Certainement pas Valérie Barry, agrégée de mathématiques, maître de conférence en sciences de l’éducation (UDA 2013), Rémi Brissiaud, professeur de mathématiques, maître de conférence en psychologie cognitive (UDA 2011, 2015 et 2019), Joël Briand, maître de conférences à l’Université de Bordeaux (UDA 2014 et 2018), Denis Butlen, professeur didactique des mathématiques à l’Université Cergy-Pontoise (UDA 2016), Michel Fayol, professeur émérite à l’Université Clermont (UDA 2012), maître de conférence en didactique des mathématiques membre de l’Ifé (UDA 2010), chercheurs, chercheuses et universitaires venus à l’Université d’automne décrypter les ressorts de l’apprentissage des maths dans le premier degré et aider enseignantes et les enseignants à dépasser appréhensions et présupposés liés à la discipline.
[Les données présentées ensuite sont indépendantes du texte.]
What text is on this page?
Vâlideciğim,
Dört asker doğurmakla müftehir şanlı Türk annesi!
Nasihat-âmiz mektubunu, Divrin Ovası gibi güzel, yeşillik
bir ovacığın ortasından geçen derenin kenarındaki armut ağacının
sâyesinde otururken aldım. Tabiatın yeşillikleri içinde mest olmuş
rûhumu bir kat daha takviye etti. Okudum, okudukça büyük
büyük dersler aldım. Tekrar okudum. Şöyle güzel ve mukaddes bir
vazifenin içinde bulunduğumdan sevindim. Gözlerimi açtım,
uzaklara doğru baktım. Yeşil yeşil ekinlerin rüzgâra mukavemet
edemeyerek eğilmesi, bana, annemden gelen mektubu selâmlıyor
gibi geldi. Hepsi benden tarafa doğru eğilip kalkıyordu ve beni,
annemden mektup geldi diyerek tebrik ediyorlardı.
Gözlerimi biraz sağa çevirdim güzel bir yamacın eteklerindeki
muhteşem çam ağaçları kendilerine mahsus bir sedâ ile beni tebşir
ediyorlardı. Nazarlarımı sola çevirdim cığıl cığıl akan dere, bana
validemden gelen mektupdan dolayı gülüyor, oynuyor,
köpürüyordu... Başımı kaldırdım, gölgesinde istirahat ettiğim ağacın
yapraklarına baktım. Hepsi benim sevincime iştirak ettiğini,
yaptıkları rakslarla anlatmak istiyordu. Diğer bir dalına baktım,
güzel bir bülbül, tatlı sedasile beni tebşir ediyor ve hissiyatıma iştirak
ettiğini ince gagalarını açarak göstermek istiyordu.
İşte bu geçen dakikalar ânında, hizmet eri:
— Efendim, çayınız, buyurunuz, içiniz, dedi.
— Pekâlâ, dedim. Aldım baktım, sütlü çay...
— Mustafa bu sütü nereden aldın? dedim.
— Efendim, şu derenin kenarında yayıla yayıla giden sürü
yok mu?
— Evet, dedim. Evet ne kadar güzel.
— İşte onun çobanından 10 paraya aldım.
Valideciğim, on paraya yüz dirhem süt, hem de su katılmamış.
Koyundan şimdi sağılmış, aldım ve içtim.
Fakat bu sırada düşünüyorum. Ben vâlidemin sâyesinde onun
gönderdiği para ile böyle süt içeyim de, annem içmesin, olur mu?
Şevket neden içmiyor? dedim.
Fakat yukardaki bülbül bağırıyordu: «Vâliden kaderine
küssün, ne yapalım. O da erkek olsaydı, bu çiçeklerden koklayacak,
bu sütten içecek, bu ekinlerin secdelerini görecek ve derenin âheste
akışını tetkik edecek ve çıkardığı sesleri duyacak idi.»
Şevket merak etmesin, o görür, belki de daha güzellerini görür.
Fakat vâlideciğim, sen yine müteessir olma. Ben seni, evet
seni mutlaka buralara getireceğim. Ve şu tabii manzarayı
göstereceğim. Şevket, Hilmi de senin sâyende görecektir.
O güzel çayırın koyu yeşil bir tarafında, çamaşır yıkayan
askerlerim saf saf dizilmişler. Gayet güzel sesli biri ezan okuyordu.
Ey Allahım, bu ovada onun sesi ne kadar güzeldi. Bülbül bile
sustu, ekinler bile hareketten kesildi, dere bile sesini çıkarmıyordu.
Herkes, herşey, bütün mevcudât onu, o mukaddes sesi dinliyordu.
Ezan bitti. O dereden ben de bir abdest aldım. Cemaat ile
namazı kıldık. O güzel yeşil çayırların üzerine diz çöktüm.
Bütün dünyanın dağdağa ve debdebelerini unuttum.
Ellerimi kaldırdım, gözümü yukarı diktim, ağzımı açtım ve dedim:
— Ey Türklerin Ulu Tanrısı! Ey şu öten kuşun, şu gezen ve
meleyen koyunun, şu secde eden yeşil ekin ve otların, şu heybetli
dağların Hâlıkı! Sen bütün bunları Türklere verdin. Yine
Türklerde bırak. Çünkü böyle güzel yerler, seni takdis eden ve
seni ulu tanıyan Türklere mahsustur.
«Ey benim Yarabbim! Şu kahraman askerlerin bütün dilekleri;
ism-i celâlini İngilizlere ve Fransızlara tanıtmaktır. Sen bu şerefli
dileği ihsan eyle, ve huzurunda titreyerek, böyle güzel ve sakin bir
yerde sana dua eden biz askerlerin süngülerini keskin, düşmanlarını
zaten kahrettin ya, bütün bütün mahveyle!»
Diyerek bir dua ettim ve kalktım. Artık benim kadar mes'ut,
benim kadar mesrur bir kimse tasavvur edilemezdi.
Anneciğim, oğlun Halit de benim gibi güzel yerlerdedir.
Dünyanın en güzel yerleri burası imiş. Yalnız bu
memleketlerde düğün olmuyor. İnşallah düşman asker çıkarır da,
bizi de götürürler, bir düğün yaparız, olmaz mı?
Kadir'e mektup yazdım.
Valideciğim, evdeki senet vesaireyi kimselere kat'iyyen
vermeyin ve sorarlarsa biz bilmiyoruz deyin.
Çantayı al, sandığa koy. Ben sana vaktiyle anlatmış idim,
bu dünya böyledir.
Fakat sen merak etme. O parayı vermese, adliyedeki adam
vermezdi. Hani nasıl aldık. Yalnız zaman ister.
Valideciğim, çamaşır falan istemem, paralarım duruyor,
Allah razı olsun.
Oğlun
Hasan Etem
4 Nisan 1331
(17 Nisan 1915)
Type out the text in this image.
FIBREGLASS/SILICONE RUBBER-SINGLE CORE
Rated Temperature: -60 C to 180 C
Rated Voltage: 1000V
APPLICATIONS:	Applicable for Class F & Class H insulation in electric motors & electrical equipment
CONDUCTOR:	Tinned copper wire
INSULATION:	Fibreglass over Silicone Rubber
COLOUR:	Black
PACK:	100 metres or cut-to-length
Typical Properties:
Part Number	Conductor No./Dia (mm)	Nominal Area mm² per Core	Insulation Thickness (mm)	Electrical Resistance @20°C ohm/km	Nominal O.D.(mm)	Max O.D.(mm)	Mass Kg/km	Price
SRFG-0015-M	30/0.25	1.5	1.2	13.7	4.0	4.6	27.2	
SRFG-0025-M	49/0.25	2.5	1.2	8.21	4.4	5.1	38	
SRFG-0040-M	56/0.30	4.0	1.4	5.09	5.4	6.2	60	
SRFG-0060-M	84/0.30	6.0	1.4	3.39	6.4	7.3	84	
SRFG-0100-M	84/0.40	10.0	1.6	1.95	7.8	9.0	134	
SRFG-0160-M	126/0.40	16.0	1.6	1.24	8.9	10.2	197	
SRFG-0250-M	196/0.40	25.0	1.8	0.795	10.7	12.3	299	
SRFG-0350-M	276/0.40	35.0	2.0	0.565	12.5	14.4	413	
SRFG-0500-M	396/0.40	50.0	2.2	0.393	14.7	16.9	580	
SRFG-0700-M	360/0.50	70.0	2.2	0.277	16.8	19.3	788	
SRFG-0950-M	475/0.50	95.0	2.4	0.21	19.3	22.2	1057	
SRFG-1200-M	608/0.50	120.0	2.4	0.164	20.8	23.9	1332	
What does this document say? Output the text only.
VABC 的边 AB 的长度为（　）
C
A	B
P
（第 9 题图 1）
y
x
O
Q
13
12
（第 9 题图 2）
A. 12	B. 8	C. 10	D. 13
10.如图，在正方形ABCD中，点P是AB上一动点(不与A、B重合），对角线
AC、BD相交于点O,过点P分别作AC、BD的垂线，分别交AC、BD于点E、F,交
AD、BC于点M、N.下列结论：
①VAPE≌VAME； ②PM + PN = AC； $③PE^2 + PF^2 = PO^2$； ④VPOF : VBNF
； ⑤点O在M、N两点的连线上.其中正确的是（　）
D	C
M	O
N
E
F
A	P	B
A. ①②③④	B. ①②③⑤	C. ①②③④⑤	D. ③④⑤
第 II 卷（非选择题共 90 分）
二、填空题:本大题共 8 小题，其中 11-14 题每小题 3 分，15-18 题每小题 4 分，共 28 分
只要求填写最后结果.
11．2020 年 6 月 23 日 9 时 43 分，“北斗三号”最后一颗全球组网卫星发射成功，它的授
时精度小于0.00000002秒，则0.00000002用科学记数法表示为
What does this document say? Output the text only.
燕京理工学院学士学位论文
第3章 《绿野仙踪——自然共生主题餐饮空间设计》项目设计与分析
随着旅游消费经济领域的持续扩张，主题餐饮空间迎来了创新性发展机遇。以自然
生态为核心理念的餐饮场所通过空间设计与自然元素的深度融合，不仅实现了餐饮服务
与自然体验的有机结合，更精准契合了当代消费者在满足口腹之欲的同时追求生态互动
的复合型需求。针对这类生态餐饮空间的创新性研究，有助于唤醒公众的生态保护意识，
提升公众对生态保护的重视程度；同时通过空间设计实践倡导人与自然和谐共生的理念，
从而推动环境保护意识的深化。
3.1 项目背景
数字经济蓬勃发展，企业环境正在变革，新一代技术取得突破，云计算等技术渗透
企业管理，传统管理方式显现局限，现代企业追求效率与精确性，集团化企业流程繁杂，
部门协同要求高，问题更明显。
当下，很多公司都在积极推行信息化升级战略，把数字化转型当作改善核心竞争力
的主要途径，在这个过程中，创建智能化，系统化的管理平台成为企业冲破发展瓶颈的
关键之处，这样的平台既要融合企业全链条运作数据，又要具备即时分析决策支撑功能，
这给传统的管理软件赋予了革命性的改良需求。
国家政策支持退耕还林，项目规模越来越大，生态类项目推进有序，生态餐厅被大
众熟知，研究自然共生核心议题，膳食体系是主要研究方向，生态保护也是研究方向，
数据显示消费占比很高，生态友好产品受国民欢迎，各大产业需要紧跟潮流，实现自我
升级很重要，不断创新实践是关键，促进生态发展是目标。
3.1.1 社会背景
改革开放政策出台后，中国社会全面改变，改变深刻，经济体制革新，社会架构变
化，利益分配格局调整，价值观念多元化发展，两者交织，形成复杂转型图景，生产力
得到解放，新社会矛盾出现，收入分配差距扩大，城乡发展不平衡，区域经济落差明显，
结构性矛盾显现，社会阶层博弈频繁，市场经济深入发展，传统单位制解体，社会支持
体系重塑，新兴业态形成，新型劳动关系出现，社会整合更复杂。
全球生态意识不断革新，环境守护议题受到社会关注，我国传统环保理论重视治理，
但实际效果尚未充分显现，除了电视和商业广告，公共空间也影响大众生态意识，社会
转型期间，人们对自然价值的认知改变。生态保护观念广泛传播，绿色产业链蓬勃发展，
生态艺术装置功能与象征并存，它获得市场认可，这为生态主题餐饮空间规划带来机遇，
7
Elles et ils le disent tous et toutes : un élève nul en maths, ça n’existe pas. Commencer les apprentissages du bon pied dès la maternelle, faire des maths un jeu en utilisant les problèmes, ne pas laisser la géométrie de côté... Quelques unes des pistes pour sortir la France de la queue du classement des évaluations internationales, mais surtout pour donner à chaque citoyenne et citoyen les éléments de culture scientifique nécessaires à la compréhension du monde
NULS EN MATHS ?
Sur la période 2014-2019, les résultats des élèves français en mathématiques à la sortie de l’école primaire sont en baisse. De surcroît, la discipline se révèle toujours plus discriminatoire et inégalitaire. Les filles y réussissent moins bien que les garçons et les élèves des catégories sociales défavorisées sont pénalisés. Cerise aigre sur le gâteau, les mathématiques sont perçues comme de moins en moins attractives par les élèves. Un camouflet pour un ministre de l’Éducation nationale partisan du recentrage sur les fondamentaux, à l’origine en juin 2018 d’un plan mathématiques volontariste sous l’égide du mathématicien Cédric Villani et de l’inspecteur général André Torossian.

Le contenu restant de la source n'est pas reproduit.